Pharmacologic sources of exposure to hormonally active agents are prevalent due to the frequent use of hormonal contraceptives among women of childbearing age. The results of this study suggest that certain formulations of hormonal contraceptives may increase risk for preterm birth. We found that the particular progestin component is important when assessing the potential for adverse effects among former users of hormonal contraceptives. Additional resources are needed to evaluate the reproducibility of these findings as these findings potentially have important clinical implications for women and their future pregnancies. Should the results of this study be replicated in additional studies, clinicians prescribing hormonal contraceptives may need to be selective in the formulations they prescribe for women planning to conceive at a later date.

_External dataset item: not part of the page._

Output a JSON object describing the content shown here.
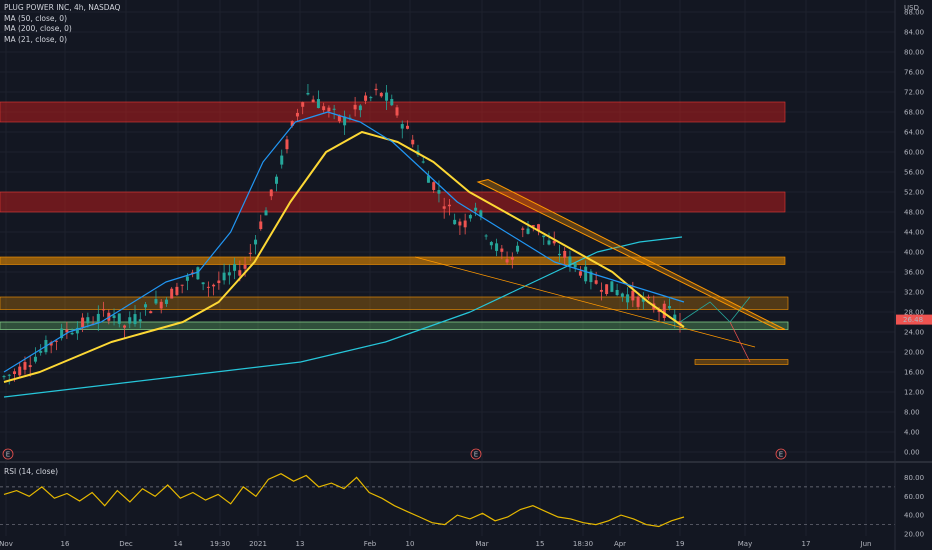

Although this is the largest study to date, examining the association between hormonal contraceptive use and preterm birth or small for gestational age, the relatively small number of exposed cases for some formulations limited study power. The sample size was restricted by the fact that the Norwegian Prescription registry did not begin until 2004, over 5 years after the MoBa cohort enrollment began. The Danish National Birth Cohort (DNBC) would offer the opportunity to study these associations with a larger sample, as the prescription registry predates the initiation of the DNBC.